Like most every other band on this list, it's not easy deciding on one deep cut that's worthy of mention. It might be doubly tough when talking Rush. To some, Signals is a forgotten album in the Rush catalog. Perhaps so, but what should not be lost is this song that once again highlights the talent of late legendary drummer Neil Peart. There's also a certain groove element to the piece through Geddy Lee's bass while Alex Lifeson delivers some strong axe work of his own.

Classic Rock magazine posted their list of the 50 Greatest Live Albums Ever as chosen by their readers this past week and 2 Rush albums made the cut; All the World's a Stage came in at #12, and Exit ... Stage Left was #5 (thanks RushFanForever):

On Exit... Stage Left, Rush are at their peak, combining prog rock odysseys with More modern classics such as The Spirit Of Radio and Tom Sawyer, and that combination certainly made its mark. "I discovered Rush around 1981 or so, when Moving Pictures came out," says drummer extraordinaire Mike Portnoy. "As much as I love Moving Pictures and Permanent Waves and Hemispheres, to me, Exit...Stage Left was the go-to album, because it had all the best songs from those albums. "It had Jacob's Ladder, Xanadu, YYZ. So to me, Exit...Stage Left was the go-to album to have a crash course in Neil Peart. I remember just learning every one of those songs - inside and out - and pretty much redefining my drumming at that stage of my life. "Neil turned my world upside down - in terms of what you can do with a drum kit. As well as progressive type writing - in terms of longer songs and odd time signatures. That was the album that really shaped my style."

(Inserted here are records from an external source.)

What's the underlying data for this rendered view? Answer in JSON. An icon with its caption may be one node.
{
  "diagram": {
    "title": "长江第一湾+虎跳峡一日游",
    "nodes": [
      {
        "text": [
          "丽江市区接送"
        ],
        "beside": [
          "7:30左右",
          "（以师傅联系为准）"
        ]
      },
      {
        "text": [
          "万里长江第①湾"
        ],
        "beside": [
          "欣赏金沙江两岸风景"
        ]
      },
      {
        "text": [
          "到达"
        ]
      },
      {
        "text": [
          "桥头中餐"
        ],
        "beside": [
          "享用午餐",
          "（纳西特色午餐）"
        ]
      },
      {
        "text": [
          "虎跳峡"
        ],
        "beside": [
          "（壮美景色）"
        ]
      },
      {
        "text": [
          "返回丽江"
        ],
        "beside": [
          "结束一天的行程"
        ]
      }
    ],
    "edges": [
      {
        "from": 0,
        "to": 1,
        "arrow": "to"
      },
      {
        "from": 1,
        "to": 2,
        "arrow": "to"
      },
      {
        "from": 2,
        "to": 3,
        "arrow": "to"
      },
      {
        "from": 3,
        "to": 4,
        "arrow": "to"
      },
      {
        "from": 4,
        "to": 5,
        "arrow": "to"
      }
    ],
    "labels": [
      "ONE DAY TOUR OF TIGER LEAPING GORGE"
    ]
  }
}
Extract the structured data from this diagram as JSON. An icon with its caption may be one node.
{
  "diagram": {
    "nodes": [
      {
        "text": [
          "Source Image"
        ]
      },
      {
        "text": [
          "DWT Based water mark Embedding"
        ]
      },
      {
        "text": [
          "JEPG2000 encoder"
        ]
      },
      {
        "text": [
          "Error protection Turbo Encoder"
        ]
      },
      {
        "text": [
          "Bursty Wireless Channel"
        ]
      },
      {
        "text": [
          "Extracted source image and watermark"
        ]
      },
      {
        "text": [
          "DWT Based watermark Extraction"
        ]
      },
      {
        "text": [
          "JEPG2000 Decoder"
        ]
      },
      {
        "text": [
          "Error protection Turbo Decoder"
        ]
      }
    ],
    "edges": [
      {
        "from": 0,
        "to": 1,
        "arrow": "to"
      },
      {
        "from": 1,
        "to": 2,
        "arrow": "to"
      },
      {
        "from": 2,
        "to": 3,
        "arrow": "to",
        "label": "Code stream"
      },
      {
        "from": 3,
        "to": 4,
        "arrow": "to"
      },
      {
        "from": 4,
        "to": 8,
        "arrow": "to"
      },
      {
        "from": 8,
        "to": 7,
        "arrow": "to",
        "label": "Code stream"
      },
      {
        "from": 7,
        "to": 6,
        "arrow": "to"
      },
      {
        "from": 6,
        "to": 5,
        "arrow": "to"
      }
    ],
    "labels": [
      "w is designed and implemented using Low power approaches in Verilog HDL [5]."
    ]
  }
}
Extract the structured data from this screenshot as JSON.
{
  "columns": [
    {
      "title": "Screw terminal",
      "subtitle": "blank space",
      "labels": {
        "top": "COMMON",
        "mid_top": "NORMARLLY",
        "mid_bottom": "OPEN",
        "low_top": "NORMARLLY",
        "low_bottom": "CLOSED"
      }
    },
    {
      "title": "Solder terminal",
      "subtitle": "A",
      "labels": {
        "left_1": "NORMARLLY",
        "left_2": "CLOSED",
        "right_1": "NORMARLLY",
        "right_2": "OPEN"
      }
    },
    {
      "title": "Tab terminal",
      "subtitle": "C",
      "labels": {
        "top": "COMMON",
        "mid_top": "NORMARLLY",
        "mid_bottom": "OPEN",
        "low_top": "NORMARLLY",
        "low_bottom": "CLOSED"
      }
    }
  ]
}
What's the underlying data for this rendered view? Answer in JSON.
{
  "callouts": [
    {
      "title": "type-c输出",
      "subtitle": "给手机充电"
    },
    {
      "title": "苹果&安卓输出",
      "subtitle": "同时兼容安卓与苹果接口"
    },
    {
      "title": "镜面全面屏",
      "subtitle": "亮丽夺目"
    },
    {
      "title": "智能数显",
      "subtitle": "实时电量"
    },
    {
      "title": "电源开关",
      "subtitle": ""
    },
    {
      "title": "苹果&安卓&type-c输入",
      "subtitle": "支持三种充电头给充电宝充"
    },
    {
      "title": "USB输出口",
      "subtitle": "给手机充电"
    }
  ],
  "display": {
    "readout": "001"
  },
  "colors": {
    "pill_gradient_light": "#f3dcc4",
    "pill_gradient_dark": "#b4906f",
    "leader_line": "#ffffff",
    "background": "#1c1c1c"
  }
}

Classic Rock also spoke to various musicians and asked them to pick their own personal favorite live albums, and Volbeat's Rob Caggiano also mentioned Rush's 1981 live classic:

"Rush has always been one of the tightest and technically perfect bands around. This album is testament to that. I've seen them about 12 times over the years and they were literally flawless every single time. Exit... Stage Left is a really cool record because some tracks were taken from their Permanent Waves tour in 1980 and other tracks are taken from their Moving Pictures tour in 1981. "That being said, there is a very interesting version of the classic Tom Sawyer (Moving Pictures) from the Permanent Waves tour a full year before Moving Pictures came out! I guess they were trying it out in front of a crowd before they recorded fucking cool!"

American comedian, writer, actor, and director David Wain has been keeping busy with various projects during his COVID quarantine, including live Zoom performances of Wet Hot American Summer, revamped sketches from The State, performing street magic, and pondering what it would sound like if Rush sucked ... wait, what? This past week Wain took Rush's Tom Sawyer, pitch-altered some vocals, slightly shifted tempos off-beat, and created an altered version of the Holy Triumvirate sounding like a School of Rock beginner's class as seen in this YouTube video. As to the question of why he did this, I have no idea.

That's it for this week. Have a wonderful weekend everyone!!